Com o Orçamento do Estado para 2018, a maioria dos trabalhadores da função pública viu contabilizado o tempo de serviço congelado desde 2011 com base na atribuição de um ponto por cada ano congelado.

Um modelo simplificado que não se pode aplicar aos professores, que progridem na carreira com base em três aspetos cumulativos: o tempo de serviço, a avaliação qualitativa e o cumprimento legal da formação contínua exigida na carreira.

Os professores têm também, à semelhança de outras carreiras na função pública, um estatuto especial, sendo regulados por um diploma legal próprio.

A que entendimento chegaram professores e Governo em novembro de 2017?

Depois de uma maratona negocial com o Governo, cuja última reunião durou mais de 10 horas, os sindicatos saíram do encontro assumindo que não tinham conseguido chegar a acordo, mas tinham assinado uma “declaração de compromisso” para a recuperação do tempo de serviço.

Para os professores não havia dúvidas de que seriam recuperados nove anos, quatro meses e dois dias, ficando para 2018 as negociações para definir de que forma seria feita a recuperação.

Porque terminaram sem acordo as negociações?

Depois de um arranque em dezembro na expectativa de ter apenas que negociar “o prazo e o modo” no que diz respeito à recuperação do tempo de serviço congelado, os sindicatos chegaram a junho com o ministro da Educação a pôr fim às negociações, retirando, inclusivamente, de cima da mesa a proposta do Governo para contar dois anos, nove meses e 18 dias, que os sindicatos sempre recusaram aceitar.

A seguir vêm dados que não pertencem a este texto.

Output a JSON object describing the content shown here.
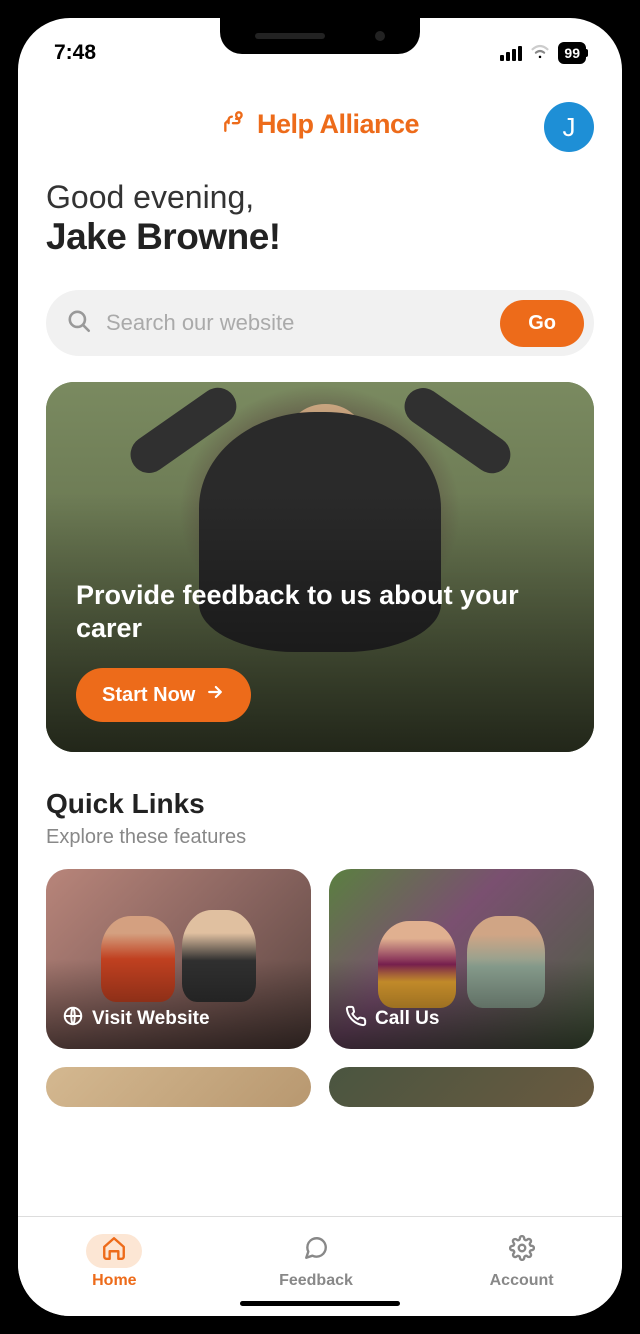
{
  "status": {
    "time": "7:48",
    "battery": "99"
  },
  "header": {
    "app_name": "Help Alliance",
    "avatar_initial": "J"
  },
  "greeting": {
    "line1": "Good evening,",
    "line2": "Jake Browne!"
  },
  "search": {
    "placeholder": "Search our website",
    "go_label": "Go"
  },
  "hero": {
    "text": "Provide feedback to us about your carer",
    "cta": "Start Now"
  },
  "quick_links": {
    "title": "Quick Links",
    "subtitle": "Explore these features",
    "cards": [
      {
        "label": "Visit Website",
        "icon": "globe"
      },
      {
        "label": "Call Us",
        "icon": "phone"
      }
    ]
  },
  "nav": {
    "items": [
      {
        "label": "Home",
        "active": true
      },
      {
        "label": "Feedback",
        "active": false
      },
      {
        "label": "Account",
        "active": false
      }
    ]
  },
  "colors": {
    "accent": "#ed6b1a",
    "avatar": "#1e8fd6"
  }
}
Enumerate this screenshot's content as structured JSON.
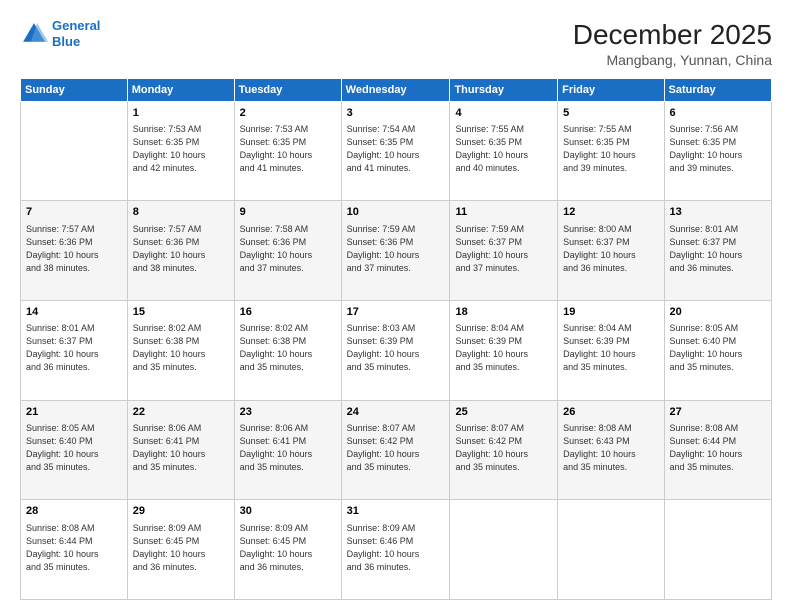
{
  "header": {
    "logo_line1": "General",
    "logo_line2": "Blue",
    "title": "December 2025",
    "subtitle": "Mangbang, Yunnan, China"
  },
  "calendar": {
    "days_of_week": [
      "Sunday",
      "Monday",
      "Tuesday",
      "Wednesday",
      "Thursday",
      "Friday",
      "Saturday"
    ],
    "weeks": [
      [
        {
          "day": "",
          "info": ""
        },
        {
          "day": "1",
          "info": "Sunrise: 7:53 AM\nSunset: 6:35 PM\nDaylight: 10 hours\nand 42 minutes."
        },
        {
          "day": "2",
          "info": "Sunrise: 7:53 AM\nSunset: 6:35 PM\nDaylight: 10 hours\nand 41 minutes."
        },
        {
          "day": "3",
          "info": "Sunrise: 7:54 AM\nSunset: 6:35 PM\nDaylight: 10 hours\nand 41 minutes."
        },
        {
          "day": "4",
          "info": "Sunrise: 7:55 AM\nSunset: 6:35 PM\nDaylight: 10 hours\nand 40 minutes."
        },
        {
          "day": "5",
          "info": "Sunrise: 7:55 AM\nSunset: 6:35 PM\nDaylight: 10 hours\nand 39 minutes."
        },
        {
          "day": "6",
          "info": "Sunrise: 7:56 AM\nSunset: 6:35 PM\nDaylight: 10 hours\nand 39 minutes."
        }
      ],
      [
        {
          "day": "7",
          "info": "Sunrise: 7:57 AM\nSunset: 6:36 PM\nDaylight: 10 hours\nand 38 minutes."
        },
        {
          "day": "8",
          "info": "Sunrise: 7:57 AM\nSunset: 6:36 PM\nDaylight: 10 hours\nand 38 minutes."
        },
        {
          "day": "9",
          "info": "Sunrise: 7:58 AM\nSunset: 6:36 PM\nDaylight: 10 hours\nand 37 minutes."
        },
        {
          "day": "10",
          "info": "Sunrise: 7:59 AM\nSunset: 6:36 PM\nDaylight: 10 hours\nand 37 minutes."
        },
        {
          "day": "11",
          "info": "Sunrise: 7:59 AM\nSunset: 6:37 PM\nDaylight: 10 hours\nand 37 minutes."
        },
        {
          "day": "12",
          "info": "Sunrise: 8:00 AM\nSunset: 6:37 PM\nDaylight: 10 hours\nand 36 minutes."
        },
        {
          "day": "13",
          "info": "Sunrise: 8:01 AM\nSunset: 6:37 PM\nDaylight: 10 hours\nand 36 minutes."
        }
      ],
      [
        {
          "day": "14",
          "info": "Sunrise: 8:01 AM\nSunset: 6:37 PM\nDaylight: 10 hours\nand 36 minutes."
        },
        {
          "day": "15",
          "info": "Sunrise: 8:02 AM\nSunset: 6:38 PM\nDaylight: 10 hours\nand 35 minutes."
        },
        {
          "day": "16",
          "info": "Sunrise: 8:02 AM\nSunset: 6:38 PM\nDaylight: 10 hours\nand 35 minutes."
        },
        {
          "day": "17",
          "info": "Sunrise: 8:03 AM\nSunset: 6:39 PM\nDaylight: 10 hours\nand 35 minutes."
        },
        {
          "day": "18",
          "info": "Sunrise: 8:04 AM\nSunset: 6:39 PM\nDaylight: 10 hours\nand 35 minutes."
        },
        {
          "day": "19",
          "info": "Sunrise: 8:04 AM\nSunset: 6:39 PM\nDaylight: 10 hours\nand 35 minutes."
        },
        {
          "day": "20",
          "info": "Sunrise: 8:05 AM\nSunset: 6:40 PM\nDaylight: 10 hours\nand 35 minutes."
        }
      ],
      [
        {
          "day": "21",
          "info": "Sunrise: 8:05 AM\nSunset: 6:40 PM\nDaylight: 10 hours\nand 35 minutes."
        },
        {
          "day": "22",
          "info": "Sunrise: 8:06 AM\nSunset: 6:41 PM\nDaylight: 10 hours\nand 35 minutes."
        },
        {
          "day": "23",
          "info": "Sunrise: 8:06 AM\nSunset: 6:41 PM\nDaylight: 10 hours\nand 35 minutes."
        },
        {
          "day": "24",
          "info": "Sunrise: 8:07 AM\nSunset: 6:42 PM\nDaylight: 10 hours\nand 35 minutes."
        },
        {
          "day": "25",
          "info": "Sunrise: 8:07 AM\nSunset: 6:42 PM\nDaylight: 10 hours\nand 35 minutes."
        },
        {
          "day": "26",
          "info": "Sunrise: 8:08 AM\nSunset: 6:43 PM\nDaylight: 10 hours\nand 35 minutes."
        },
        {
          "day": "27",
          "info": "Sunrise: 8:08 AM\nSunset: 6:44 PM\nDaylight: 10 hours\nand 35 minutes."
        }
      ],
      [
        {
          "day": "28",
          "info": "Sunrise: 8:08 AM\nSunset: 6:44 PM\nDaylight: 10 hours\nand 35 minutes."
        },
        {
          "day": "29",
          "info": "Sunrise: 8:09 AM\nSunset: 6:45 PM\nDaylight: 10 hours\nand 36 minutes."
        },
        {
          "day": "30",
          "info": "Sunrise: 8:09 AM\nSunset: 6:45 PM\nDaylight: 10 hours\nand 36 minutes."
        },
        {
          "day": "31",
          "info": "Sunrise: 8:09 AM\nSunset: 6:46 PM\nDaylight: 10 hours\nand 36 minutes."
        },
        {
          "day": "",
          "info": ""
        },
        {
          "day": "",
          "info": ""
        },
        {
          "day": "",
          "info": ""
        }
      ]
    ]
  }
}
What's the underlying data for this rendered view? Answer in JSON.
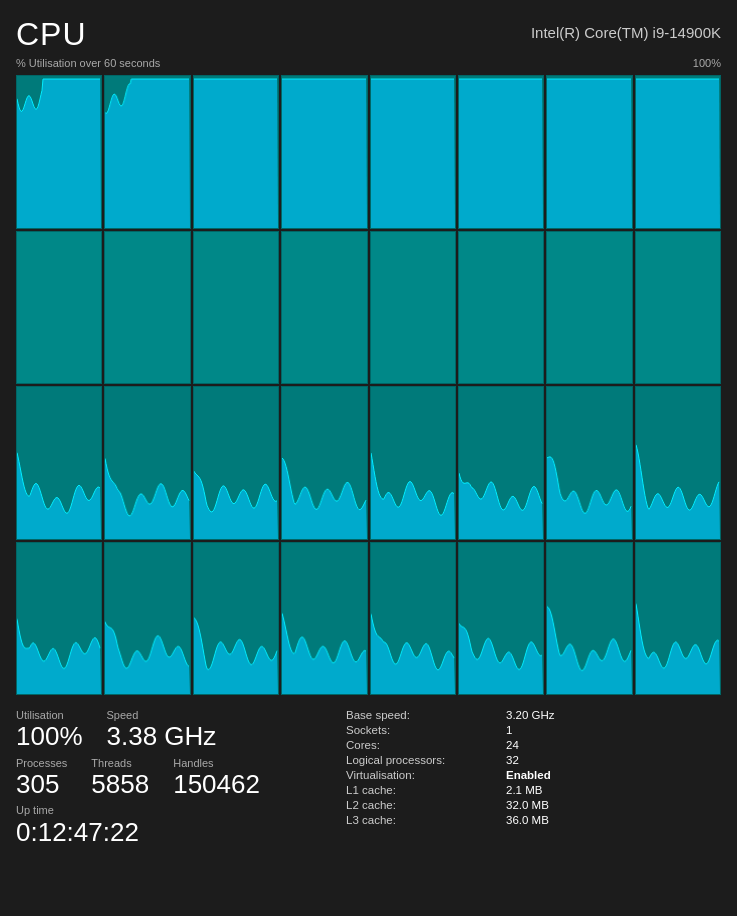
{
  "header": {
    "title": "CPU",
    "model": "Intel(R) Core(TM) i9-14900K"
  },
  "subtitle": {
    "left": "% Utilisation over 60 seconds",
    "right": "100%"
  },
  "graphs": {
    "rows": 4,
    "cols": 8,
    "total": 32,
    "active_rows": [
      2,
      3
    ],
    "color_bg": "#009999",
    "color_wave": "#00cccc"
  },
  "stats": {
    "utilisation_label": "Utilisation",
    "utilisation_value": "100%",
    "speed_label": "Speed",
    "speed_value": "3.38 GHz",
    "processes_label": "Processes",
    "processes_value": "305",
    "threads_label": "Threads",
    "threads_value": "5858",
    "handles_label": "Handles",
    "handles_value": "150462",
    "uptime_label": "Up time",
    "uptime_value": "0:12:47:22"
  },
  "info": {
    "base_speed_label": "Base speed:",
    "base_speed_value": "3.20 GHz",
    "sockets_label": "Sockets:",
    "sockets_value": "1",
    "cores_label": "Cores:",
    "cores_value": "24",
    "logical_label": "Logical processors:",
    "logical_value": "32",
    "virtualisation_label": "Virtualisation:",
    "virtualisation_value": "Enabled",
    "l1_label": "L1 cache:",
    "l1_value": "2.1 MB",
    "l2_label": "L2 cache:",
    "l2_value": "32.0 MB",
    "l3_label": "L3 cache:",
    "l3_value": "36.0 MB"
  }
}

Entendem os professores que a contagem do tempo de serviço integral ficou estabelecida na própria declaração de compromisso de novembro, na lei do Orçamento do Estado para 2018 e numa resolução da Assembleia da República de janeiro de 2018, que mereceu a aprovação de todos os grupos parlamentares.

O ministro da Educação afirmou que sem acordo “ficava tudo na mesma”, mas um dia depois, no debate quinzenal no parlamento, o primeiro-ministro, António Costa, desdisse o seu ministro e voltou a abrir a porta às negociações, referindo que, se os sindicatos estivessem disponíveis para voltar à mesa negocial, a proposta do executivo continuava em cima da mesa.

As negociações foram retomadas em setembro, mas voltariam a terminar sem acordo, já que nenhuma das partes cedeu e o Governo insistiu, na sua proposta de Orçamento do Estado para 2019, em manter o tempo de recuperação de serviço em dois anos, nove meses e 18 dias.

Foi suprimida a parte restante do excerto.